Messerstich: 24-Jähriger vor Gericht

Auseinandersetzung in Remscheid : Messerstich: 24-Jähriger vor Gericht

War es nun eine Wirtshausschlägerei, die aus dem Ruder gelaufen ist? Ging es um die Frage der Ehre? Oder verbarg sich doch mehr hinter der Messerstecherei im Dezember 2018 am Martinseck?

Die Anklage beim Landgericht Wuppertal sah die Sache so: Der Angeklagte, ein 24-jähriger Kranführer aus Remscheid und derzeit in Untersuchungshaft, soll einen ehemaligen 22-jährigen Freund und Arbeitskollegen nach einem Streit ein Messer in den Bauch gestoßen haben. Dabei wurde ein Lungenflügel knapp verfehlt. Zum Glück für alle Beteiligten also nur versuchter Totschlag in Verbindung mit Misshandlungen durch Boxhiebe.

Gegen seinen Vorsatz, eigentlich nichts zur Sache sagen zu wollen, taute der Angeklagte bei der Befragung des Gerichts doch auf.
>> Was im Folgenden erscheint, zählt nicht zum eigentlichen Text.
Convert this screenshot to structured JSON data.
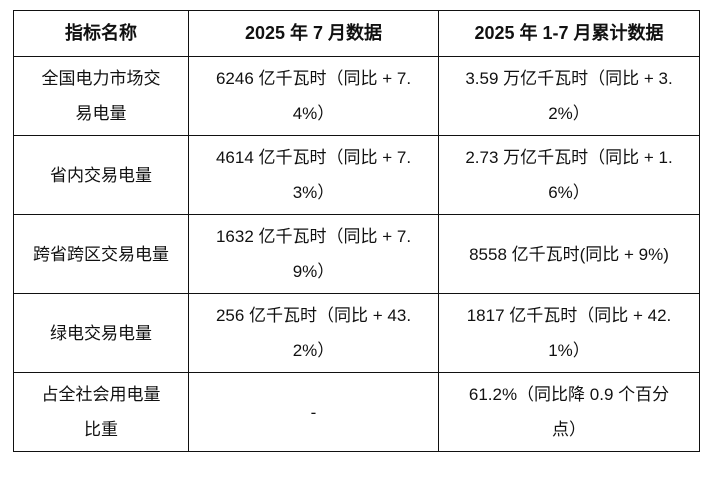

In der WhatsApp-Gruppe „Generation Kanak“ sollen sich Streitereien zwischen dem Angeklagten und dem Opfer hochgeschaukelt haben. Erst Beleidigungen, dann Bedrohungen bis hin zur Ansage „Blut wird fließen“. Schon ein Jahr zuvor hatte es eine Prügelei zwischen den beiden gegeben, damals verursacht durch eine Mädchengeschichte. Aber diesmal? Nur in Halbsätzen versteckt erfuhr man von Unstimmigkeiten bei Drogengeschichten, gegenseitigen Vorwürfen der Suchtprobleme und Ausstiegsversuchen aus der Szene wegen anstehender Fahrtauglichkeitsüberprüfungen. Bei der Auseinandersetzung sei noch ein Dritter beteiligt gewesen: Der Freund des Opfers, der mit einem Messer herumgefuchtelt haben soll.

Der Angeklagte wies den Vorwurf der Messerstecherei jedenfalls zurück – das Messer habe besagter Freund gezückt, um ihn zu bedrohen. Er wiederum, selbst in dessen Schwitzkasten, sei heftig verprügelt worden. Im Krankenhaus sei ihm eine Gehirnerschütterung und eine schwere Augenverletzung diagnostiziert worden, unter der er noch immer leide. Versehentlich habe der Freund seinen Kumpel mit dem Messer erwischt – kein Stich, sondern eine Schnittverletzung. Er selbst sei es jedenfalls nicht gewesen und sitze zu Unrecht auf der Anklagebank.

Das vermeintliche Opfer und sein Kumpel waren danach geflüchtet. Das Messer wurde von einem Passanten auf der Straße gefunden und im benachbarten Café abgegeben – von da fand es seinen Weg in den Mülleimer und in die Asservatenkammer der Polizei. Wie sich herausstellte, gehörte dieses Messer tatsächlich dem Freund des Opfers. Der Schwerverletzte will hingegen beim Angeklagten ein weiteres Messer gesehen haben, mit dem der gedroht und zugestochen haben soll. Wer dem Opfer die Verletzung zugefügt hat, wird das Gericht in den kommenden Verhandlungstagen zu klären haben.